Removing the dash is pretty standard on most cars for the heater core these days. Not sure on that model though. Now you know why it costs so much to take it to a shop.


----------



## titanoman

cjm94 said:


> Removing the dash is pretty standard on most cars for the heater core these days. Not sure on that model though. Now you know why it costs so much to take it to a shop.


Maybe these days, but his vehicle is 20 years old.


----------



## Bigplanz

The instructions say take the passenger side sound insulation panel and glove box out, unbolt a dash brace and take the core cover off. Undo the core clips and the hoses, then "remove the heater core."

It won't come straight out and the fusebox and ECM are in the way. I don't mind a hard job but it ticks me off when the instructions are just wrong.


----------



## titanoman

I never used Haynes. You might see what Chiltons says. Or catch one of the service techs at a dealership when he's not too busy. If he doesn't know, he can look it up.


----------



## raylo32

Heater core replacement... always a terrible job. I have done it 2 on different vehicles but never had to pull the dash, but I have heard that a lot do need that.
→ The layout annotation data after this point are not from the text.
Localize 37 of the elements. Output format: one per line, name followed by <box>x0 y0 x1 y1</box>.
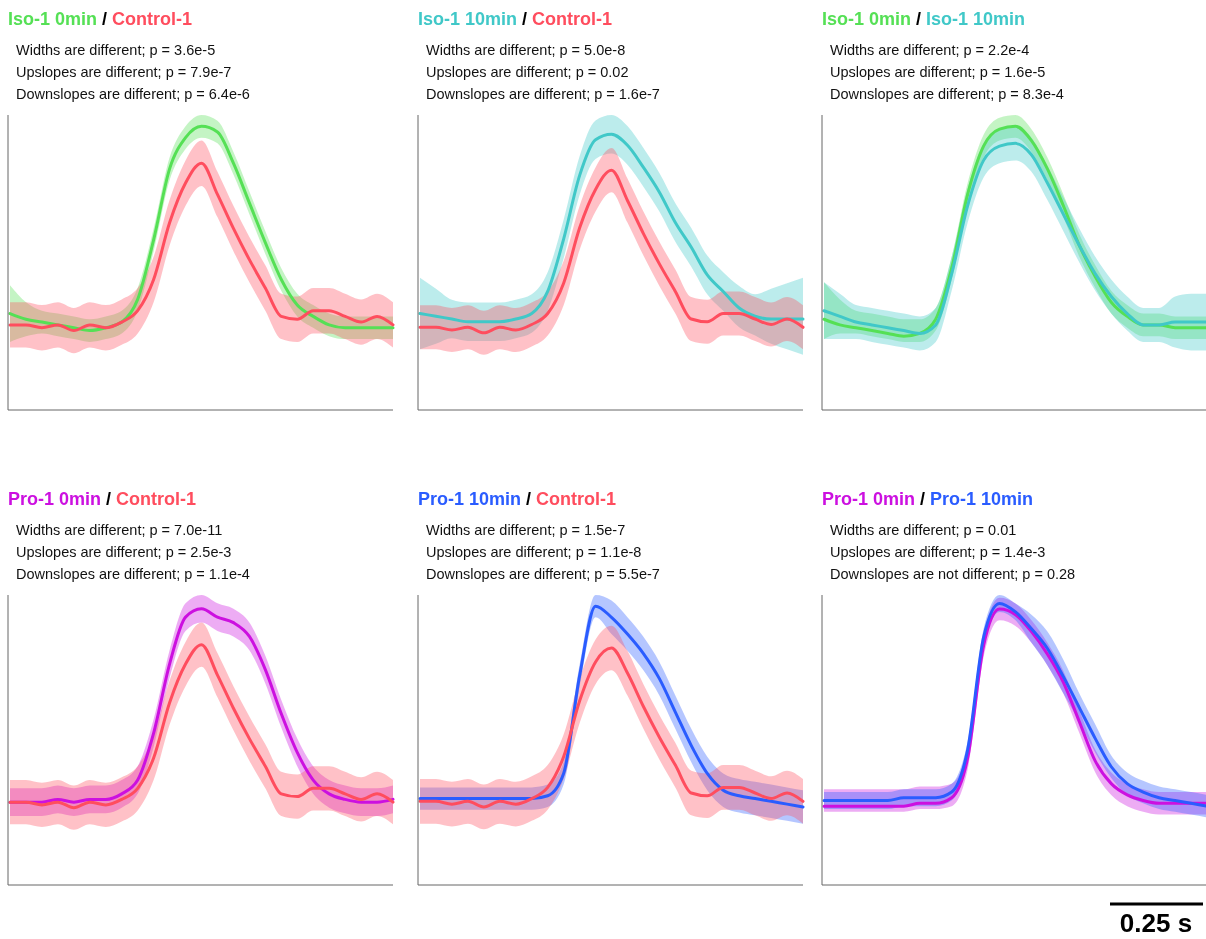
text: Iso-1 10min <box>926 9 1026 29</box>
text: Control-1 <box>532 9 613 29</box>
legend-title: / <box>517 9 533 29</box>
text: Downslopes are different; p = 5.5e-7 <box>426 566 660 582</box>
legend-title: / <box>97 9 113 29</box>
text: Widths are different; p = 5.0e-8 <box>426 42 626 58</box>
text: Control-1 <box>116 489 197 509</box>
text: Downslopes are not different; p = 0.28 <box>830 566 1076 582</box>
text: Upslopes are different; p = 7.9e-7 <box>16 64 232 80</box>
text: Pro-1 0min <box>8 489 102 509</box>
text: Control-1 <box>536 489 617 509</box>
text: Widths are different; p = 0.01 <box>830 522 1017 538</box>
text: Widths are different; p = 2.2e-4 <box>830 42 1030 58</box>
text: Upslopes are different; p = 1.4e-3 <box>830 544 1046 560</box>
legend-title: / <box>521 489 537 509</box>
text: Iso-1 10min <box>418 9 518 29</box>
text: Pro-1 10min <box>418 489 522 509</box>
text: Downslopes are different; p = 6.4e-6 <box>16 86 250 102</box>
legend-title: / <box>101 489 117 509</box>
text: Widths are different; p = 7.0e-11 <box>16 522 223 538</box>
text: Downslopes are different; p = 8.3e-4 <box>830 86 1064 102</box>
text: Upslopes are different; p = 0.02 <box>426 64 629 80</box>
text: Iso-1 0min <box>8 9 98 29</box>
text: Widths are different; p = 3.6e-5 <box>16 42 216 58</box>
text: Downslopes are different; p = 1.1e-4 <box>16 566 250 582</box>
text: Iso-1 0min <box>822 9 912 29</box>
text: 0.25 s <box>1119 908 1193 938</box>
text: Upslopes are different; p = 1.6e-5 <box>830 64 1046 80</box>
text: Control-1 <box>112 9 193 29</box>
text: Pro-1 0min <box>822 489 916 509</box>
text: Upslopes are different; p = 2.5e-3 <box>16 544 232 560</box>
text: Pro-1 10min <box>930 489 1034 509</box>
legend-title: / <box>915 489 931 509</box>
legend-title: / <box>911 9 927 29</box>
text: Downslopes are different; p = 1.6e-7 <box>426 86 660 102</box>
text: Widths are different; p = 1.5e-7 <box>426 522 626 538</box>
text: Upslopes are different; p = 1.1e-8 <box>426 544 642 560</box>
You might also try Autozone website for detailed instructions. They have them for a lot of vehicles and tasks. Have to register, of course, but it's free.


----------



## Bigplanz

I checked out the AZ instructions and the are similar to the Haynes. I am thinking that I should have pushed the core forward against the firewall, tilted it down and then pulled it out at an angle. I'll try it Saturday.


----------



## MecGen

Lots of cars in the 80s and 90s need to pull the dash, done lots of them. I don't remember if you car needs this tho, I don't think so.
Call a shop for an estimate, if its 1-2 hours no need to remove much, 6+ start worrying.
Question...how do you know its "partially clogged"?

Regards


----------



## cjm94

Mitchell time is 2.1 hours so it should be pretty simple.


----------



## Bigplanz

I think the core is partially clogged because of low levels of heat. Even full blast it's barely warm air. With the cover off and the van at operating temp and the inlet pipe is hot. The core itself has cool and warm spots but is not hot at all. 

If the job is listed at 2.1 hours labor I must missing something pretty obvious.


----------



## raylo32

If it is just clogged and not leaking you could try to flush it or blow it out with compressed air. Might be worth a shot.


----------



## MecGen

raylo32 said:


> If it is just clogged and not leaking you could try to flush it or blow it out with compressed air. Might be worth a shot.


I've tryed that many times, its never worked for me


----------



## hrjrkr

If you are not getting enough heat, it could be a stuck open thermostat.


----------



## Bigplanz

My concern with flushing it is that could turn a non-leaking core into a leaking one.


----------